The document found on FCC’s table, talks about Google’s X Division plan of developing wireless charging devices for the new autonomous vehicles. And according to the rumors out there, 3 companies have submitted their projects to the tech giant since February 2015.
The first company to have submitted its plan to the Mountain View-based tech giant is Hevo Power, followed by Momentum Dynamics and Alpha, who allegedly developed a working wireless charger prototype.
But the documentation found on FCC’s table is capable of telling us even more than this. According to the said document, the new wireless charger device will be capable of delivering an electrical current of circa 1.5 kW, from a wireless transmitter mounted on the ground, directly to the car’s electrical outlet.

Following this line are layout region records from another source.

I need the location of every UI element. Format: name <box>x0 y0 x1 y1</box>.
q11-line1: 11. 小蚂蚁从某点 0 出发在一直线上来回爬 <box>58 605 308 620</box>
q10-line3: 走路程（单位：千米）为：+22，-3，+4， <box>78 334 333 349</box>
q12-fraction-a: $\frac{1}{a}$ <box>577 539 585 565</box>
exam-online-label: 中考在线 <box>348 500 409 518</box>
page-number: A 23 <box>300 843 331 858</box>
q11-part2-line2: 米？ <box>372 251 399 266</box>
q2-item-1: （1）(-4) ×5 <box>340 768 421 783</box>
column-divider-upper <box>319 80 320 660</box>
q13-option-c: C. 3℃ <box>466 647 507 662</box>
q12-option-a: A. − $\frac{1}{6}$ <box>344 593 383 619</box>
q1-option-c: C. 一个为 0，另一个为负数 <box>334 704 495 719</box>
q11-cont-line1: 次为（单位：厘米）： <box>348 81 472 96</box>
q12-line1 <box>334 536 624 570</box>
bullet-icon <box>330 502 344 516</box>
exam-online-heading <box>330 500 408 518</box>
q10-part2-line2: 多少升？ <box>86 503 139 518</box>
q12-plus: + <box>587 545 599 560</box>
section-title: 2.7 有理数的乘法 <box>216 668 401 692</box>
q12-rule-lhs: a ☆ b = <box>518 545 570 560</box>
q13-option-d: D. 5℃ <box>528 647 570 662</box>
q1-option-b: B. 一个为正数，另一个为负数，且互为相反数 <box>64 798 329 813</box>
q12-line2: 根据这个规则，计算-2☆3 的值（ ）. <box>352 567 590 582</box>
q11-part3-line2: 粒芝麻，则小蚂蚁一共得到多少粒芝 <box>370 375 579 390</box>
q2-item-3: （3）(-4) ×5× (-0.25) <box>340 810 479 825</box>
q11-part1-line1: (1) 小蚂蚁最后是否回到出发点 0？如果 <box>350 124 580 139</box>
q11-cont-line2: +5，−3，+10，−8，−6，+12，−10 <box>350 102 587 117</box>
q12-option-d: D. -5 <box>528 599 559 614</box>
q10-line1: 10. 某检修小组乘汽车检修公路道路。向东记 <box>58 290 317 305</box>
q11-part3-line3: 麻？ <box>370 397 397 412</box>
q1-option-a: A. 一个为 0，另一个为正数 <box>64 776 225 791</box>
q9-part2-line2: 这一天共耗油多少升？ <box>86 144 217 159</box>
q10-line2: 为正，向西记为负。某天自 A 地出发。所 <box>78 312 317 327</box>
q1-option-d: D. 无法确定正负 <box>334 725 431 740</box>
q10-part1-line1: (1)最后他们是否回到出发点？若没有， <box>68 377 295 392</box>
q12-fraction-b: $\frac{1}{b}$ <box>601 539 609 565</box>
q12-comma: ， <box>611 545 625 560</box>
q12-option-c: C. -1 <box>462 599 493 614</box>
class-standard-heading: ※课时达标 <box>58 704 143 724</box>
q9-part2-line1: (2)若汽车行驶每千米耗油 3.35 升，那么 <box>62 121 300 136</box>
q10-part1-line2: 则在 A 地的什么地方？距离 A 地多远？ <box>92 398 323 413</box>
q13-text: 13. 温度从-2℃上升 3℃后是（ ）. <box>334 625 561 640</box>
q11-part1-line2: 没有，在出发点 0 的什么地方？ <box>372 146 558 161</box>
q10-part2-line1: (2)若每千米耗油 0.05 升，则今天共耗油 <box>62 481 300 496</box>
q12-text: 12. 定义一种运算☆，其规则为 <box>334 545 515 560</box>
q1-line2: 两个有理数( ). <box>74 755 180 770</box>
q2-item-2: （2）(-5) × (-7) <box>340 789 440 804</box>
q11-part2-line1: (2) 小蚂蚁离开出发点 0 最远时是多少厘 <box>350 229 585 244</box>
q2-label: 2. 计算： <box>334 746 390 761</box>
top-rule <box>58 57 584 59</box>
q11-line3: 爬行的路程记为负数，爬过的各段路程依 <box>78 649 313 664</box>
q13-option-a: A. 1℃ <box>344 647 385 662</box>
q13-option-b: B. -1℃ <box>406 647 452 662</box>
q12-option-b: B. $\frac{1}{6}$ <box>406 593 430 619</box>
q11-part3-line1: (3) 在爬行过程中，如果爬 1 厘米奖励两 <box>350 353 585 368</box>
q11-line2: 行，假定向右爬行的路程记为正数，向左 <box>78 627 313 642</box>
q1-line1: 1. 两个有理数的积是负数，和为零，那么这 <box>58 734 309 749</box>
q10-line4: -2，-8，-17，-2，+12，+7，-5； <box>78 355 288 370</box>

Basically, Google plan on constructing charging stands all over the place for those who want to take a respite before hopping into the car. But the design cited by the FCC document has certain limitations. For example, there are a couple of engineers who think that current’s intensity is pretty low and that energy loss during the charging process can also be an issue.
Google came prepared with a little speech regarding this rumors. According to the tech giant, Hevo has received permission to develop the prototype. However, the device is still into the beta stage and it will take a lot of tinkering before it will be made available to the public.
So, what is this new and outstanding piece of technology that Google is currently developing? According to the schematics, it would seem that the wireless charger is no larger than a manhole cover. Supposedly, when the car runs out of juice, the driver will be capable of getting his car upon one of these platforms in order to initiate the charging process.
It’s basically the same charging principle used by wireless phone charger, only that you have to think even bigger. The charging device uses the resonant magnetic induction, a technology that is capable of transmitting electric current over a small distance, without the use of cables.
Google’s testing out wireless charging for autonomous vehicles. Naturally, this is the next logical step the company needs to take in order to make the technology feasible.